1893: Es ist anders, dieses Amerika, als jenes, welches wir kennen. In den Free States ist die gleichgeschlechtliche Liebe erlaubt, und sind nicht alle Menschen gleich und frei? Ein junger Mann, der sich nicht an den standesgemäßen Verehrer halten will, sondern einen jungen Lover wählt, erfährt es anders.

1993: Ein bisschen vergangene Gegenwart, ein junger Mann und ein alter Mann, und eine Kommunikation, die diesen Namen nicht verdient.

2093: Eine dystopische Zukunft, die ich jedoch noch am besten als "realistisch" erkennen konnte. Pandemien überziehen regelmäßig die Welt, Überwachungsstaat, Big Brother, Depressionen, 1984 all over again.
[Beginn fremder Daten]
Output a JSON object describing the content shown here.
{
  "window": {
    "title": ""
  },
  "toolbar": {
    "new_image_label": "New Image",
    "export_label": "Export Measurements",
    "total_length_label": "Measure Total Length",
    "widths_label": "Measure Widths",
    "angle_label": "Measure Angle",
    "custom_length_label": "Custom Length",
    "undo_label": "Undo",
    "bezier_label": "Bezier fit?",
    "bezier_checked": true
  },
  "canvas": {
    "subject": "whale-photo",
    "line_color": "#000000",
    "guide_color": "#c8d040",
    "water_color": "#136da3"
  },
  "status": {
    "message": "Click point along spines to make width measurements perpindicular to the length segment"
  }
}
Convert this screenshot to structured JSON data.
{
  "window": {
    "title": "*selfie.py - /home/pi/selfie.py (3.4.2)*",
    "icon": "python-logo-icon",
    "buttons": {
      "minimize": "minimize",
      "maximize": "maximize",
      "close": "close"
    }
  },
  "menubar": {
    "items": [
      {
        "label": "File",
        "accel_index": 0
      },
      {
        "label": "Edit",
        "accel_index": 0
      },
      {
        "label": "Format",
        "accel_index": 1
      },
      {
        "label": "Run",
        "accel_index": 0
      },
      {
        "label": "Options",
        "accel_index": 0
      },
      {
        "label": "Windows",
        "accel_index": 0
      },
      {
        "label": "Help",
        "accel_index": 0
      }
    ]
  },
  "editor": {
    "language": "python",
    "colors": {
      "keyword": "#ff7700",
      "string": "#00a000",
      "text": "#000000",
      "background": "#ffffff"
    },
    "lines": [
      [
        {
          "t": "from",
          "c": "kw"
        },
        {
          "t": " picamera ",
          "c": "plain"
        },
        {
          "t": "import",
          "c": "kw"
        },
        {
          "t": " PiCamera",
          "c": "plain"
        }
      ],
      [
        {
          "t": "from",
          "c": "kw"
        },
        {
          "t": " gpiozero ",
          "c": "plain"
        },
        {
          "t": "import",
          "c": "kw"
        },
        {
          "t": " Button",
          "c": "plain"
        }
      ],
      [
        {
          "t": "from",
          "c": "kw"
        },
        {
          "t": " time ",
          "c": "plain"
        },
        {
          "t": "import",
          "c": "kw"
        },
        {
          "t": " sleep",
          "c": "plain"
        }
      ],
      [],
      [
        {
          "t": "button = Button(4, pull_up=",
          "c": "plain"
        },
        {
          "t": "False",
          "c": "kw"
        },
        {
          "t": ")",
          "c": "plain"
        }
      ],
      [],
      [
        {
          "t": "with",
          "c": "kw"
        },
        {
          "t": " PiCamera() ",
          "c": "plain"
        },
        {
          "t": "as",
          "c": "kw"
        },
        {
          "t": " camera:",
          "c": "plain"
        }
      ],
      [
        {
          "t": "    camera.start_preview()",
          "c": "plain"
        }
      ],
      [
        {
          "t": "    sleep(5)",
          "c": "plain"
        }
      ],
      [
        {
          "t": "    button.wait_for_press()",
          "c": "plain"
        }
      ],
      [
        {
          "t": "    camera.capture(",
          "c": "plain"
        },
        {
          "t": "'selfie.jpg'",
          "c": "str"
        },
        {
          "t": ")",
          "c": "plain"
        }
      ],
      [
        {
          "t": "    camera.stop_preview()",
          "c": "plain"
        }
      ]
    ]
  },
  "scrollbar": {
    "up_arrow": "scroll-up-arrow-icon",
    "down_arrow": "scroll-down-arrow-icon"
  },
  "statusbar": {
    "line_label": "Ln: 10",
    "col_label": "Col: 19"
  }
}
Um ehrlich zu sein fällt es mir schwer, hier eine Rezension zu schreiben. Ich weiß nicht, was die Autorin damit bezweckte: Diversität, das große Wort "Freiheit", Warnung vor der Zukunft? Wir bekommen hier drei Geschichten aus verschiedenen Jahrhunderten, ohne Anfang, ohne Ende, einfach mal so vorgeworfen wie ein zähes Stück Fleisch, da, nimm hin.

Es ist dasselbe Fleisch wie gestern, es wird auch morgen wieder dasselbe geben, kau darauf herum, bis deine Zähne abgescheuert sind.

Wir haben dieselben Orte, dieselben Namen, selbst die Geschichten sind dieselben, wenn man nur lange genug hinsieht, und dafür wurden 900 Seiten verbraucht? Die "bildgewaltige" Sprache wird gefeiert, die Innovation, die Originalität, aber wenn man mich fragt, ist ein Baum manchmal einfach nur ein Baum und ein Haus auch einfach nur ein Haus und des Kaisers neue Kleider sind immer noch nicht vorhanden, egal wie viele Leute seine Nacktheit als großartige Errungenschaft preisen.